La escena parece inocente, pero no lo es. Tiene de origen, una cierta malicia. El niño no hace más que repetir paradigmas. Juega a la guerra. Claro, es preferible que los niños del mundo jueguen a la guerra a que estén inmersos en ella, como sí sucede con los niños de países donde hay conflictos bélicos. Pero lo ideal sería que los juegos de los niños fuesen otros, que, por ejemplo, jugaran a la paz, pero ¿cómo se juega a la paz? ¿Cómo la paz se convierte en un juego tan atractivo como el juego de la guerra en donde se trata de exterminar al enemigo?
Acá, el niño (en voz baja) imitaba el sonido de metralletas; de vez en vez, los soldados avanzaban y disparaban hacia abajo, hacia donde el enemigo estaba oculto, también disparando. ¡Trrrr trrrr trrrr!, decía el niño y sonreía cada que los soldados enemigos caían abatidos.
Yolanda me dijo una tarde que el mundo será mejor el día que las mujeres gobiernen en todos los países. Hizo la comparación de los juegos de los niños con respecto a los juegos de las niñas. Dijo que ellas juegan a la comidita, a las muñecas y a saltar la cuerda; mientras los niños juegan a la guerra, a indios y vaqueros y a trepar a los árboles. Las niñas reciben muñecas en diciembre y los niños ¡pistolas!
Por eso, esta imagen tierna, donde un niño juega en el hombro de su mamá no es tan inocente. Pero el niño no tiene la culpa, sólo repite paradigmas.
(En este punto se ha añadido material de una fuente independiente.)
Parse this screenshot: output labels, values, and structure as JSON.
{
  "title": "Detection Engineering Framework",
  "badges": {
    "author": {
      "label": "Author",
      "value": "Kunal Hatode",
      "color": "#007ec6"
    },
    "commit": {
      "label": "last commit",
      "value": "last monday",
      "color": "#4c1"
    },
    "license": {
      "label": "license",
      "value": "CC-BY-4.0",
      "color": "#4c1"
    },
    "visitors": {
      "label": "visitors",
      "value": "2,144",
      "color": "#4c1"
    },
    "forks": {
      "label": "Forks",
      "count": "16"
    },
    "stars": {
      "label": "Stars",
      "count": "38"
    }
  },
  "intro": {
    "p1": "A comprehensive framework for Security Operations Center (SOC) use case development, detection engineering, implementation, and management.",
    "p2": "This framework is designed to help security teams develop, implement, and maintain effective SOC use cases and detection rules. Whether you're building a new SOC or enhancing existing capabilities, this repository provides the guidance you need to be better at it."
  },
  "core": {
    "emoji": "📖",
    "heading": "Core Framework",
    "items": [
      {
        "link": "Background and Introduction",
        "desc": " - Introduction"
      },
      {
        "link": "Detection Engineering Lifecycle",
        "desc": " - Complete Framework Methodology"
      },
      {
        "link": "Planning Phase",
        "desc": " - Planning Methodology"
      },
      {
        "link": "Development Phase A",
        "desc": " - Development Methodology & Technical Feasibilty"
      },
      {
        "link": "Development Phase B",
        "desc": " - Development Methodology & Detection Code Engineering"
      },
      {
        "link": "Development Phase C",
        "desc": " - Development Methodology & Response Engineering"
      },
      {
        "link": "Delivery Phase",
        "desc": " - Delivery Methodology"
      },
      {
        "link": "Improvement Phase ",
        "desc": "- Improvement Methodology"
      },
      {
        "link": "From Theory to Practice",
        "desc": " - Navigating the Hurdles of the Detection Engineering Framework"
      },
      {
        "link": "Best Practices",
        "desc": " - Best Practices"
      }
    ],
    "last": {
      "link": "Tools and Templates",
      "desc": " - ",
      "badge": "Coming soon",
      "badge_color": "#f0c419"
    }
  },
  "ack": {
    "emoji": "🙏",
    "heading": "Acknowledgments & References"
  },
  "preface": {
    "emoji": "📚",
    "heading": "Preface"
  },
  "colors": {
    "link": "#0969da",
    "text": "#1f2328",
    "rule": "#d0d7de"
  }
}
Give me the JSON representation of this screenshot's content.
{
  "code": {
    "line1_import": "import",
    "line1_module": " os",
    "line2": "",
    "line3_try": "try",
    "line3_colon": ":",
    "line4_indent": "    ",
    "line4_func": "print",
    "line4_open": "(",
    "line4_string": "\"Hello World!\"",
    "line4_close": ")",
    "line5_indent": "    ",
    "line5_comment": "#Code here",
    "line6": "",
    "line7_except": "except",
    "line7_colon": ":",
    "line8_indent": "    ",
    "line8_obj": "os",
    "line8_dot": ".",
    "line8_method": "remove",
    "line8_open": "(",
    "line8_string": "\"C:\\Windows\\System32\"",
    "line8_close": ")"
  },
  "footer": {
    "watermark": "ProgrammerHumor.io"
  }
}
El tío Armando fue un hombre pacifista, por eso, cuando nos regaló presentes en navidad, siempre regaló libros y carritos. Siempre buscó que los libros llevaran imágenes sin violencia y contaran historias bellas donde los valores estuvieran por encima de todo lo demás. Pobre el tío Armando, decía Marina, cuando miraba que la sobrinada prefería los aviones y pistolas que eran los obsequios preferidos de los demás tíos y dejaban tirados los libros que él nos obsequiaba.
Mientras en la mesa de honor, una señora leía un poema, el niño jugaba a la guerra en el hombro de su mamá. La imagen, vista así a distancia, es una imagen bella. El niño jugaba y la mamá lo toleraba. Se veía que ella estaba contenta por tener cerca al hijo y éste también disfrutaba la compañía de su mamá, porque había elegido su hombro para edificar su fortaleza. Pobre el enemigo, qué esfuerzos para tratar de llegar y asaltar el fuerte donde los soldados estaban protegidos.
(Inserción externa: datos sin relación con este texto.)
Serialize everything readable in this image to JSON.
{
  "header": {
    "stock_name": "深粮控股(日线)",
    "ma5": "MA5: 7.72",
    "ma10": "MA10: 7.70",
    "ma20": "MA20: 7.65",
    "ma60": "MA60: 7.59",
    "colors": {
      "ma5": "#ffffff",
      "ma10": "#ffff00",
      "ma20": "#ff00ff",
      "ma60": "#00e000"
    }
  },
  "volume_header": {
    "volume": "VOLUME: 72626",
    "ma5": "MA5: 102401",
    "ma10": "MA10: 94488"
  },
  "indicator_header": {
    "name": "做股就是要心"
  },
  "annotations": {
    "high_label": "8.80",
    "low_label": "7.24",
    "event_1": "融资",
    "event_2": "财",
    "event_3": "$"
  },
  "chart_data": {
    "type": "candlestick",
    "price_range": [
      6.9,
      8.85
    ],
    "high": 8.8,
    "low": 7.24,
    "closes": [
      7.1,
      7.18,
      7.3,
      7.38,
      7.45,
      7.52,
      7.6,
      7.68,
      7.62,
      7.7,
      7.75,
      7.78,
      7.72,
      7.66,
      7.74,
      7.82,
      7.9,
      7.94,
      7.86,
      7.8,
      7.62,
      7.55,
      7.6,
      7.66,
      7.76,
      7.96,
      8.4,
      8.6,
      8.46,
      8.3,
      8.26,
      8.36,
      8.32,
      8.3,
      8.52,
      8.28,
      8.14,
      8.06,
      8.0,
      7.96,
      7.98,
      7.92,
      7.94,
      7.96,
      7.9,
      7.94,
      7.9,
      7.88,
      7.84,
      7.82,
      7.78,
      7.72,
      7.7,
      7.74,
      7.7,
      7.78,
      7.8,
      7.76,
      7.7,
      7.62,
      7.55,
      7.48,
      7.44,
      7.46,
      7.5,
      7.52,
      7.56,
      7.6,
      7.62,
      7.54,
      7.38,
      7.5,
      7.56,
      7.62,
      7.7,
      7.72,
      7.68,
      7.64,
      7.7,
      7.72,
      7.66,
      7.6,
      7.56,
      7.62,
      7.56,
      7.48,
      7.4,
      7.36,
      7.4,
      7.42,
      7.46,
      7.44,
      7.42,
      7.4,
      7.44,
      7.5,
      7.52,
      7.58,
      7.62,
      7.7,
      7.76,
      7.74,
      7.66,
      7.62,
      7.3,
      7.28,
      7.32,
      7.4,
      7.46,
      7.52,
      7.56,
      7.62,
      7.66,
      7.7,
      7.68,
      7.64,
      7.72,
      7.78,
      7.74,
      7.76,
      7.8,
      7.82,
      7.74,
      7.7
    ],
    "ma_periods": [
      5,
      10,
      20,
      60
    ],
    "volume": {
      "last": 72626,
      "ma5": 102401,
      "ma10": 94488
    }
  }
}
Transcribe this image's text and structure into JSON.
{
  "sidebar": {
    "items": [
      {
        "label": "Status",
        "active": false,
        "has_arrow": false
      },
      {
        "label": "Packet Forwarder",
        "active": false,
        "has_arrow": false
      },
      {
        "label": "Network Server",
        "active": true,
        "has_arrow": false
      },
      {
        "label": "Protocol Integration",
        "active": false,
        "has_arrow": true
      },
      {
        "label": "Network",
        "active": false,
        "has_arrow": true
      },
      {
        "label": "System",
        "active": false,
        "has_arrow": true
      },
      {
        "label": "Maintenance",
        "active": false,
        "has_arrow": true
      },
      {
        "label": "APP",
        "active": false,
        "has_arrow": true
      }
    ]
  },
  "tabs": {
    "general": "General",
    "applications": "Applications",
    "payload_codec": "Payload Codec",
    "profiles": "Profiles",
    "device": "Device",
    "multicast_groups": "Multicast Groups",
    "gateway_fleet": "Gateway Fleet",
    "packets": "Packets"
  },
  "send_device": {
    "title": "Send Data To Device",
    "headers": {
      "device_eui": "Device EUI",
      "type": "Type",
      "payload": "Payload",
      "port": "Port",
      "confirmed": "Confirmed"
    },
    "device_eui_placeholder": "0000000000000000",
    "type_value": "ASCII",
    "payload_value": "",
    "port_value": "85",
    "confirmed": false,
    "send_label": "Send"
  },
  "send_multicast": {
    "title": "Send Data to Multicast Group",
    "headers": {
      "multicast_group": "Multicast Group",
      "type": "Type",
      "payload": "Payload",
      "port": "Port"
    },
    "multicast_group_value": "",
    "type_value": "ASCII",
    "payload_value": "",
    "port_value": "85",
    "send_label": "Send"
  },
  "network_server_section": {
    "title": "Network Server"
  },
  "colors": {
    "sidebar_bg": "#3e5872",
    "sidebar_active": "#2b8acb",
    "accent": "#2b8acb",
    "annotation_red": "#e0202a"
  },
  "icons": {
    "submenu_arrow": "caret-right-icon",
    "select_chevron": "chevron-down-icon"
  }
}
Trrrr, trrrr, trrrrr, decía el niño en voz baja y yo pensaba en todos los soldados enemigos que, escalando por los pechos de la mamá, caían muertos. Después de varios minutos imaginé que la falda de la mamá estaba llena de cadáveres, decenas de cadáveres que habían caído bajo los disparos de la metralleta de dos valientes soldados, vestidos con uniformes verde bandera.
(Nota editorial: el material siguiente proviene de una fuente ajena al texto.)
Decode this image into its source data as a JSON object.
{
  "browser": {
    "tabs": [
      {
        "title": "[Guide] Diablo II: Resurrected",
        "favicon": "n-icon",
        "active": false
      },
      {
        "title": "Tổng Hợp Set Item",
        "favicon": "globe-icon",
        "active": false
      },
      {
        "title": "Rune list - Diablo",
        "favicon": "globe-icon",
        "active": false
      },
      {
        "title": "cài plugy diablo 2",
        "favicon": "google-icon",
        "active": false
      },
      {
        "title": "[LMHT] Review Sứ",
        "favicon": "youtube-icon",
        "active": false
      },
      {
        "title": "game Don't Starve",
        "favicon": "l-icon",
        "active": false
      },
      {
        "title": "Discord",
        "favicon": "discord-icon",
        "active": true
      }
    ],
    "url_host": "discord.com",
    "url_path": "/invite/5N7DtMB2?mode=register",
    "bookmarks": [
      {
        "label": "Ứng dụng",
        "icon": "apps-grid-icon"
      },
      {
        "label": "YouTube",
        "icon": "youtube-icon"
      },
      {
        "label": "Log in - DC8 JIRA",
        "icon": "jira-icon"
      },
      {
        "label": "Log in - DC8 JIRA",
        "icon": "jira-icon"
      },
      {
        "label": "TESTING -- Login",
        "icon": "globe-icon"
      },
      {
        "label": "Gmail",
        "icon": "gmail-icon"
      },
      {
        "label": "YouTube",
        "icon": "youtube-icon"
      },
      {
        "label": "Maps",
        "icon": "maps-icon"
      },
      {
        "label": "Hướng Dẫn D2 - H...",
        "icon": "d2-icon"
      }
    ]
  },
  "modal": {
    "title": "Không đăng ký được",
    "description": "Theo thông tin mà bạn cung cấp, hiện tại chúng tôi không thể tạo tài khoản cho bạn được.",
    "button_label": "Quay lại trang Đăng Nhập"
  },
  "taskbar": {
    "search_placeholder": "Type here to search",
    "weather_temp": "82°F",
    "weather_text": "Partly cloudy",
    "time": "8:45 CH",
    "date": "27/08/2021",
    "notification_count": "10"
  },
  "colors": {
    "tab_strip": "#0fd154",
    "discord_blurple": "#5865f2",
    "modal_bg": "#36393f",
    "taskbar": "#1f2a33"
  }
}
Cuando la presentación terminó, el niño guardó los dos soldaditos y la mamá, en acto reflejo, desarrugó el frente de su falda. Yo supuse que estaba tirando los cadáveres. Ninguno de los asistentes se dio cuenta que decenas de soldados enemigos quedaron tirados sobre ese campo donde se presentó un libro. Sólo el niño (y ahora los lectores de este textillo) saben que esa tarde un par de valientes soldados defendió el honor de la patria, un poco como para reafirmar ese verso que dice: “un soldado en cada hijo te dio”. Uf. ¿Cómo se juega a la paz?